Arabs to Turn Netanyahu Campaign Slogan Against Him

HAIFA (Reuters) —
israel arabs
Ayman Odeh, head of the Joint Arab List. (Reuters/Baz Ratner)

Israel’s Arab lawmakers plan to expropriate Prime Minister Binyamin Netanyahu’s claim in the last election that Arabs were heading to the polls “in droves” to encourage their own voters in April’s election.

Netanyahu’s election-day message to mobilize his right-wing voter base became a defining moment of the 2015 election, drawing widespread criticism and accusations of racism. Netanyahu, who won the election, later apologized.

Now Ayman Odeh, head of the Arab Joint List party, said he plans to use Netanyahu’s phrase, which has become an iconic and sometimes ironic part of the language in Israel, to whip up turnout amongst the Arab minority in the April 9 vote.

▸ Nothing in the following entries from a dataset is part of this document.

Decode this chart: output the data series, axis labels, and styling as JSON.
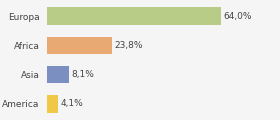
{
  "categories": [
    "America",
    "Asia",
    "Africa",
    "Europa"
  ],
  "values": [
    4.1,
    8.1,
    23.8,
    64.0
  ],
  "labels": [
    "4,1%",
    "8,1%",
    "23,8%",
    "64,0%"
  ],
  "bar_colors": [
    "#f0c848",
    "#7b8fc0",
    "#e8aa72",
    "#b8cc88"
  ],
  "background_color": "#f5f5f5",
  "plot_background": "#ffffff",
  "xlim": [
    0,
    85
  ],
  "bar_height": 0.6,
  "label_fontsize": 6.5,
  "tick_fontsize": 6.5
}
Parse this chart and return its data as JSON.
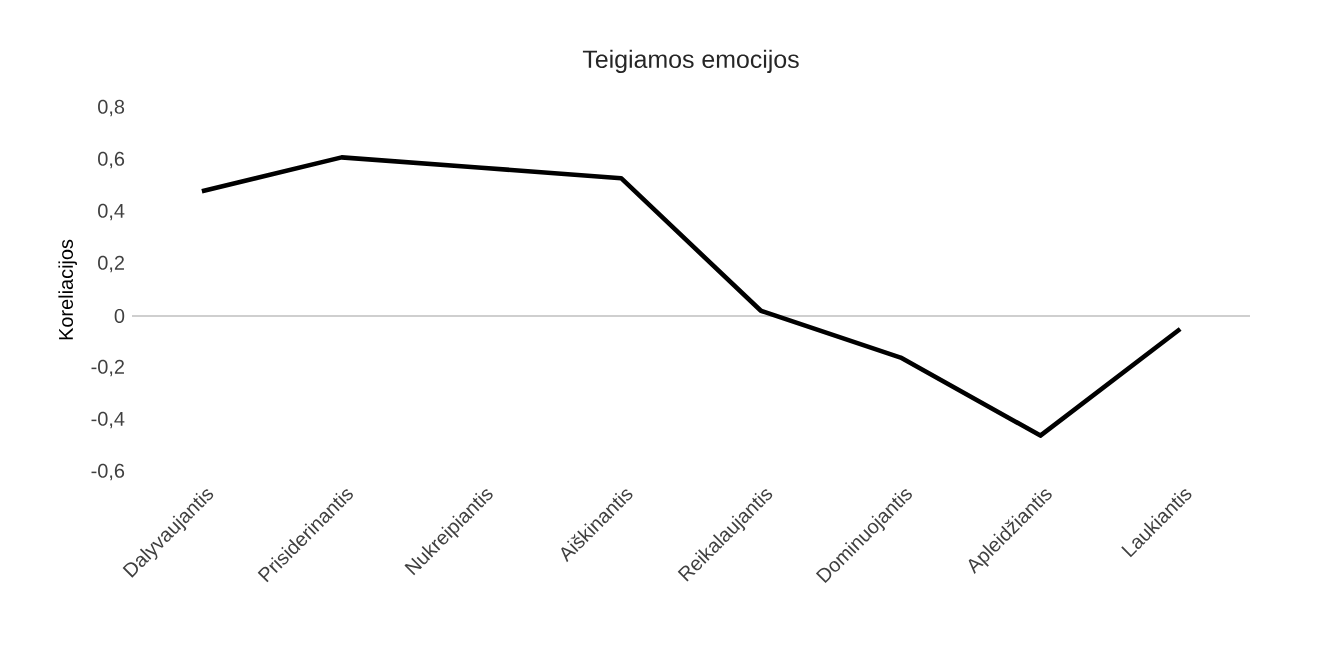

“Arabs are not going to forget Netanyahu’s incitement,” Odeh told Reuters. “Netanyahu benefited from the slogan the first time around. Now it is our turn to benefit.”

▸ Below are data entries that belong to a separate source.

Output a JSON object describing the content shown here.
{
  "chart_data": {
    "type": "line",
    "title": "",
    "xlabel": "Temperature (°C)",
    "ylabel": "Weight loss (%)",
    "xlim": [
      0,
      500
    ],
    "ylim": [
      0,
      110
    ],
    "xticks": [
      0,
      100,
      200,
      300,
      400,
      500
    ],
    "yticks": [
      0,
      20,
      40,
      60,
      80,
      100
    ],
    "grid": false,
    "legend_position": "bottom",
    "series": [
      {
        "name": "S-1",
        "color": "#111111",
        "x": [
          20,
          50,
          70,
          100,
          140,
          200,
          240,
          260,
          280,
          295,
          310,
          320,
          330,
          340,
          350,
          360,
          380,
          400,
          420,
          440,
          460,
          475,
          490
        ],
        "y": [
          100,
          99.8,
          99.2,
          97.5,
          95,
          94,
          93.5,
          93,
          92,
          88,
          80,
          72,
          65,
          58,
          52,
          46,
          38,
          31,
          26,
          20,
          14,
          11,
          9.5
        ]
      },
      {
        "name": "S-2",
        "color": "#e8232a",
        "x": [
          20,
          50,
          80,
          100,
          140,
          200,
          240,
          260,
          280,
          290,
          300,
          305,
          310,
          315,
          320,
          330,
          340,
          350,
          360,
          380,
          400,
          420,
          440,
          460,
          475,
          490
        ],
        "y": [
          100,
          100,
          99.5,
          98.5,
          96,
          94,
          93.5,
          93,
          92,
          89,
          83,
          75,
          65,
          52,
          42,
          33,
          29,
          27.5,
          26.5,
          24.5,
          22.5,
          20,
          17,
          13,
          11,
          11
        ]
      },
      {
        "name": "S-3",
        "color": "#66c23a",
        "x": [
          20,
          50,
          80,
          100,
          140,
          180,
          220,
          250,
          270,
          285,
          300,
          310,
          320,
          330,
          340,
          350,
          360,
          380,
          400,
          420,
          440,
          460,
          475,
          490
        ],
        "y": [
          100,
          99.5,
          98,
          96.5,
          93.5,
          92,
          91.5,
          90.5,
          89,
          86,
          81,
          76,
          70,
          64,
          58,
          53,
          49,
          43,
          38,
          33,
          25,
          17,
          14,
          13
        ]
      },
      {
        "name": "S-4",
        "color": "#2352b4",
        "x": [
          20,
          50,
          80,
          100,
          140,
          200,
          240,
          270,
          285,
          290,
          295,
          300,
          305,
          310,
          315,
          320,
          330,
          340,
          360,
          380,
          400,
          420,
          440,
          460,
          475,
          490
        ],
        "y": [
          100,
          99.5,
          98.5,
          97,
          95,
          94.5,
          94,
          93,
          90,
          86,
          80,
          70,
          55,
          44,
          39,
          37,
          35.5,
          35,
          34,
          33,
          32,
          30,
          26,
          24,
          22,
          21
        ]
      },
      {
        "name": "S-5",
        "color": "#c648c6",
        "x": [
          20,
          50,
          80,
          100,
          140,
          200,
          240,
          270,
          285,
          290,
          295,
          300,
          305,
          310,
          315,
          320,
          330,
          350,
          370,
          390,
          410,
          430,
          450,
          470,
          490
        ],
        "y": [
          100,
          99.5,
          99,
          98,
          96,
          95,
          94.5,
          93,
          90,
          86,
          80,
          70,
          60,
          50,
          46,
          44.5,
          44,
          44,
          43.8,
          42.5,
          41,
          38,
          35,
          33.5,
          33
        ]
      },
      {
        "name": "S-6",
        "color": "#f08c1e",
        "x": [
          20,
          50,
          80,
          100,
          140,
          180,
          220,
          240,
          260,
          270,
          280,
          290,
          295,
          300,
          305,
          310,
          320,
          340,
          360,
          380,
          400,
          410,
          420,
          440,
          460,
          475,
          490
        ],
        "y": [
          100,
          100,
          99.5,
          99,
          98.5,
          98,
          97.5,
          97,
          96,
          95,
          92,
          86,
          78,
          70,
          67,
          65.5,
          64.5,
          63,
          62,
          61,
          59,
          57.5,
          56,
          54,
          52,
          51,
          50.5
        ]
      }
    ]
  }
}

Netanyahu is seeking a fifth term in office. If successful, he will become Israel’s longest-serving prime minister.

The party will run the slogan in Arabic and Hebrew, said Odeh, whose faction holds 13 of the 120 Knesset seats, although a series of resignations threatens to bring down its representation.

Arab citizens have typically turned out to vote at a rate below the national average, according to the Israel Democracy Institute.

Odeh said that the Arab lawmakers’ main task will be to convince potential voters that their participation can effect real change, even if no Arab party has ever been included in an Israeli government coalition.

Odeh said a key campaign issue will be Israel’s “nation state” law, passed in 2018. It said only Jews had the right of self-determination in the “historic homeland of the Jewish people” and downgrades Arabic as an official state language on a par with Hebrew.

The law angered the Arab minority and Israeli left-wing and centrist politicians, many of whom opposed its passage. The bill’s supporters said it was largely symbolic and Netanyahu said it was needed to fend of Palestinian challenges to Jewish self-determination.

“I can argue that if we had only voted in greater numbers, we would have been able to block the law,” Odeh said. “They simply wouldn’t be able to ignore us.”